Friday 8 July 2011

People with learning disabilities work out how to deal with death



A 15-minute film aimed at helping people with learning disabilities, their family and friends deal with the issue of dying has just been released.

‘We are Living Well but Dying Matters’ was written and directed by the Leeds based charity CHANGE. The film’s producers, the Dying Matters Coalition, was established two years ago by the National Council for Palliative Care to promote public awareness of a subject many people prefer not to talk about.    

CHANGE campaigns for equal rights for people with learning disabilities. The film was made by its workers Catherine Carter from Salford, he sister Joanne - who both have a learning disability - and Austin Bradshaw.
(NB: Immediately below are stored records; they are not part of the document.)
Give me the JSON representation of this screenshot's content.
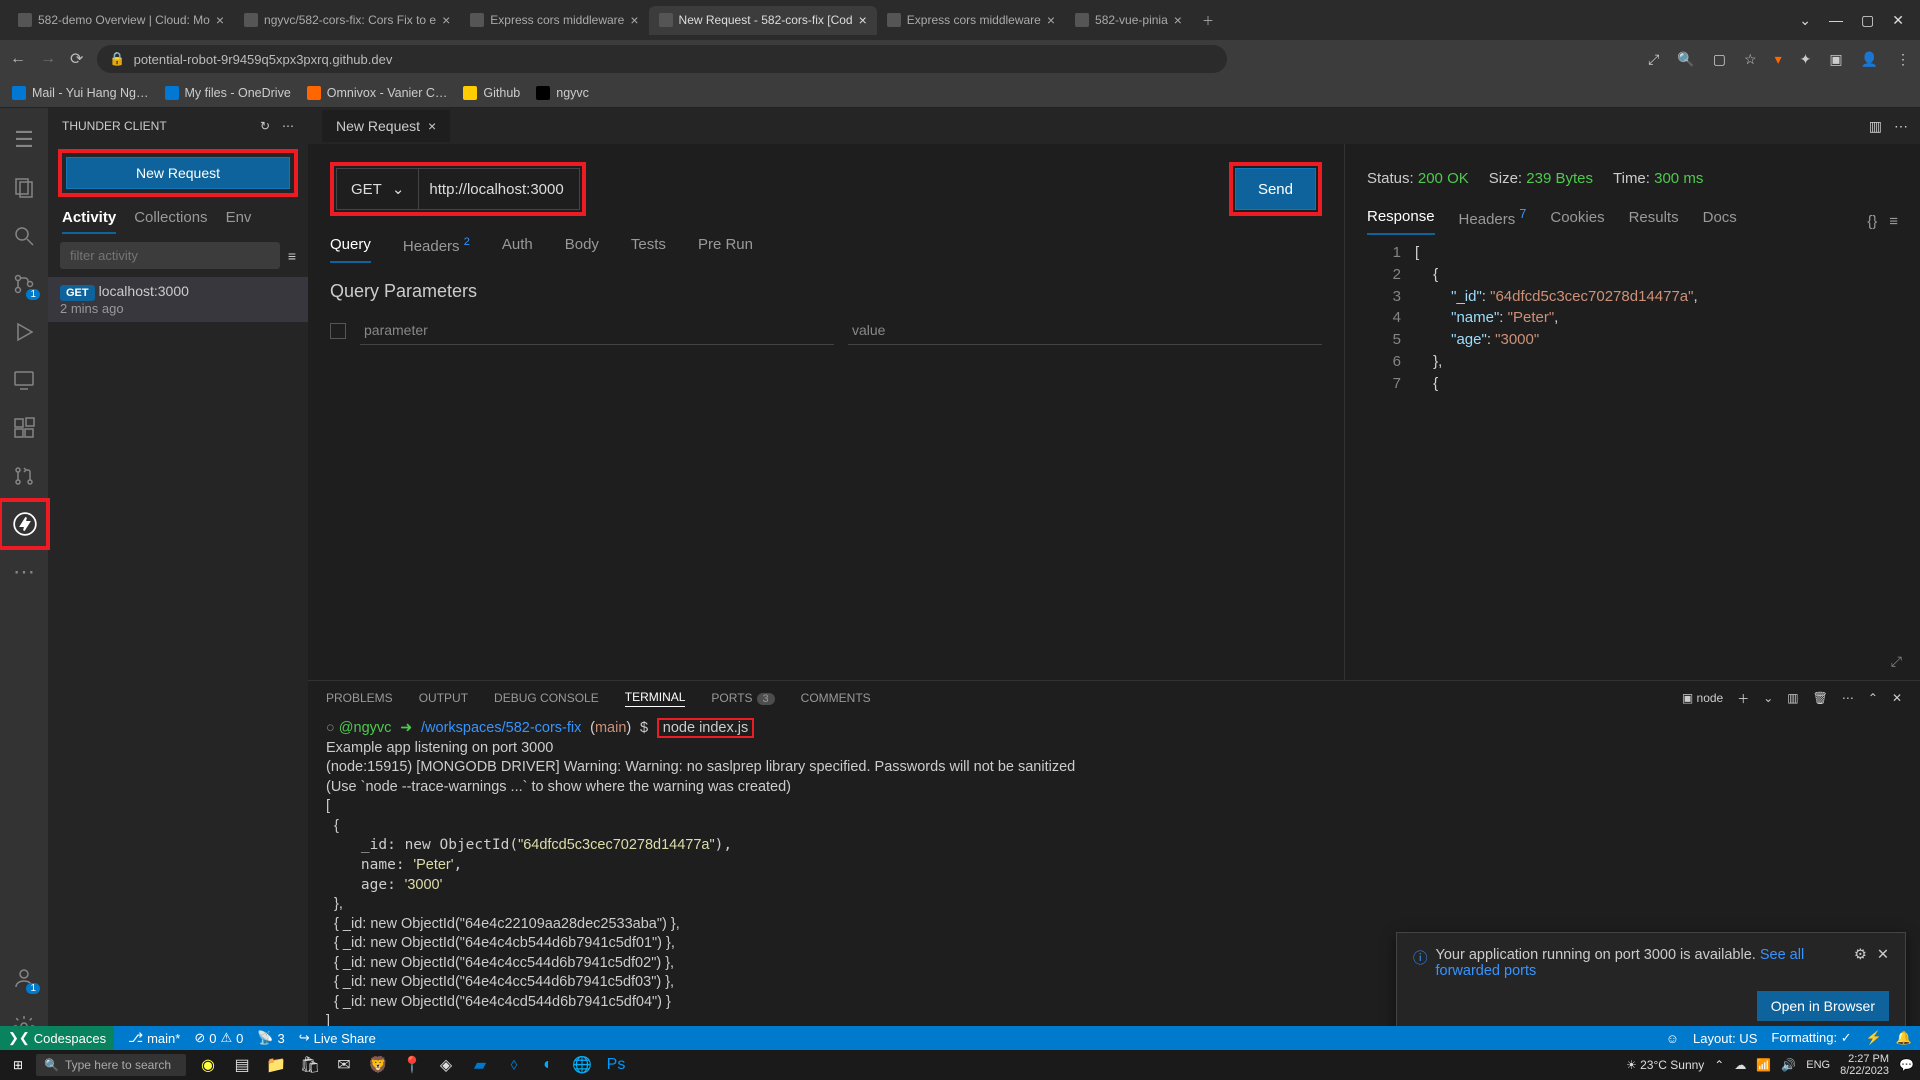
{
  "chrome": {
    "tabs": [
      {
        "label": "582-demo Overview | Cloud: Mo"
      },
      {
        "label": "ngyvc/582-cors-fix: Cors Fix to e"
      },
      {
        "label": "Express cors middleware"
      },
      {
        "label": "New Request - 582-cors-fix [Cod",
        "active": true
      },
      {
        "label": "Express cors middleware"
      },
      {
        "label": "582-vue-pinia"
      }
    ],
    "url": "potential-robot-9r9459q5xpx3pxrq.github.dev",
    "bookmarks": [
      "Mail - Yui Hang Ng…",
      "My files - OneDrive",
      "Omnivox - Vanier C…",
      "Github",
      "ngyvc"
    ]
  },
  "thunder": {
    "title": "THUNDER CLIENT",
    "newRequest": "New Request",
    "sideTabs": [
      "Activity",
      "Collections",
      "Env"
    ],
    "filterPlaceholder": "filter activity",
    "activity": {
      "method": "GET",
      "url": "localhost:3000",
      "time": "2 mins ago"
    }
  },
  "editor": {
    "tabTitle": "New Request",
    "method": "GET",
    "url": "http://localhost:3000",
    "send": "Send",
    "reqTabs": {
      "query": "Query",
      "headers": "Headers",
      "headersBadge": "2",
      "auth": "Auth",
      "body": "Body",
      "tests": "Tests",
      "prerun": "Pre Run"
    },
    "qpTitle": "Query Parameters",
    "qpParam": "parameter",
    "qpValue": "value"
  },
  "response": {
    "statusLabel": "Status:",
    "statusVal": "200 OK",
    "sizeLabel": "Size:",
    "sizeVal": "239 Bytes",
    "timeLabel": "Time:",
    "timeVal": "300 ms",
    "tabs": {
      "response": "Response",
      "headers": "Headers",
      "headersBadge": "7",
      "cookies": "Cookies",
      "results": "Results",
      "docs": "Docs"
    },
    "json": [
      {
        "_id": "64dfcd5c3cec70278d14477a",
        "name": "Peter",
        "age": "3000"
      }
    ]
  },
  "panel": {
    "tabs": {
      "problems": "PROBLEMS",
      "output": "OUTPUT",
      "debug": "DEBUG CONSOLE",
      "terminal": "TERMINAL",
      "ports": "PORTS",
      "portsBadge": "3",
      "comments": "COMMENTS"
    },
    "termKind": "node",
    "prompt": {
      "user": "@ngyvc",
      "arrow": "➜",
      "path": "/workspaces/582-cors-fix",
      "branch": "main",
      "dollar": "$",
      "cmd": "node index.js"
    },
    "lines": [
      "Example app listening on port 3000",
      "(node:15915) [MONGODB DRIVER] Warning: Warning: no saslprep library specified. Passwords will not be sanitized",
      "(Use `node --trace-warnings ...` to show where the warning was created)",
      "[",
      "  {",
      "    _id: new ObjectId(\"64dfcd5c3cec70278d14477a\"),",
      "    name: 'Peter',",
      "    age: '3000'",
      "  },",
      "  { _id: new ObjectId(\"64e4c22109aa28dec2533aba\") },",
      "  { _id: new ObjectId(\"64e4c4cb544d6b7941c5df01\") },",
      "  { _id: new ObjectId(\"64e4c4cc544d6b7941c5df02\") },",
      "  { _id: new ObjectId(\"64e4c4cc544d6b7941c5df03\") },",
      "  { _id: new ObjectId(\"64e4c4cd544d6b7941c5df04\") }",
      "]",
      "▯"
    ]
  },
  "notif": {
    "text": "Your application running on port 3000 is available. ",
    "link": "See all forwarded ports",
    "button": "Open in Browser"
  },
  "statusbar": {
    "codespaces": "Codespaces",
    "branch": "main*",
    "errors": "0",
    "warnings": "0",
    "ports": "3",
    "liveshare": "Live Share",
    "layout": "Layout: US",
    "formatting": "Formatting: ✓"
  },
  "taskbar": {
    "search": "Type here to search",
    "weather": "23°C  Sunny",
    "time": "2:27 PM",
    "date": "8/22/2023"
  }
}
Both sisters had felt left in the dark when their father died in 1997 and Catherine is aware of plenty of people with learning disabilities who feel they are not properly informed by family, friends and professionals when someone close to them is dying.

“People don’t think we have feelings like everyone else,” she said. “They’re wrong - we feel sadness, we feel pain and they’re increased when we are not kept informed. And, of course, you can’t stop people dying so by keeping people in the dark it just increases the shock when people die. And in some cases it denies a person with a learning disability the chance to say goodbye.”
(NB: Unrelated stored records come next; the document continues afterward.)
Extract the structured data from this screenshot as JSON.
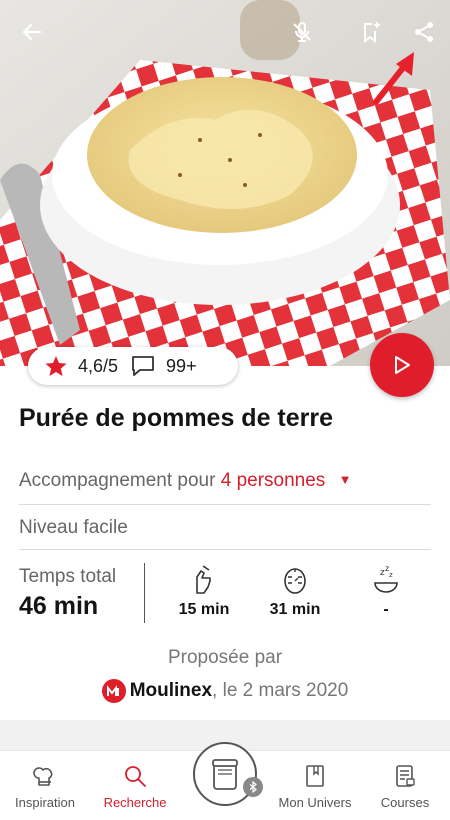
{
  "recipe": {
    "title": "Purée de pommes de terre",
    "rating": "4,6/5",
    "comments": "99+",
    "portions_prefix": "Accompagnement pour",
    "portions_value": "4 personnes",
    "level": "Niveau facile"
  },
  "times": {
    "total_label": "Temps total",
    "total_value": "46 min",
    "prep": "15 min",
    "cook": "31 min",
    "rest": "-"
  },
  "author": {
    "proposed_by": "Proposée par",
    "brand": "Moulinex",
    "date": ", le 2 mars 2020"
  },
  "nav": {
    "items": [
      {
        "label": "Inspiration",
        "icon": "chef-hat-icon"
      },
      {
        "label": "Recherche",
        "icon": "search-icon"
      },
      {
        "label": "Mon Univers",
        "icon": "book-icon"
      },
      {
        "label": "Courses",
        "icon": "shopping-list-icon"
      }
    ]
  },
  "icons": {
    "back": "back-arrow-icon",
    "mic_off": "mic-off-icon",
    "bookmark_add": "bookmark-add-icon",
    "share": "share-icon",
    "play": "play-icon"
  },
  "colors": {
    "accent": "#e01e2b",
    "text": "#141414",
    "muted": "#666666"
  }
}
Making the film involved bringing together people with disabilities from across the north in small discussion workshops.

“We deliberately kept them small to encourage people to be able to speak up. Also whilst it’s a difficult subject we did not want people to leave feeling depressed and I think some of the enjoyment participants had from meeting up comes across on the DVD” said Catherine who also wrote the lyrics to the film’s final song.

Catherine Carter 

In the film, people with learning disabilities stress the need to be informed when someone is dying, what they’d like to have played at their own funeral, what should happen to any pets they might leave behind and how they’d like to be remembered.
The DVD also includes some practical advice, such as how to employ a solicitor and write a will.


Catherine believes that the DVD also has a practical implication for those ‘Living Well’, in that by considering death people may be encouraged to consider what they’d like to achieve in the here and now. In Catherine’s case she has already started to set up a business to help people with learning disabilities whose children have been removed by social services. CHANGE has supported her after social services removed her two children in a case she is contesting.

“I think everyone involved with making the DVD is pleased with the final result and I hope as many people as possible access it on YouTube. It’s aimed at people with learning disabilities but it’s not exclusive to them,” said Catherine.

CHANGE is hoping that community organisations working with people with learning disabilities will use it to set up similar workshops.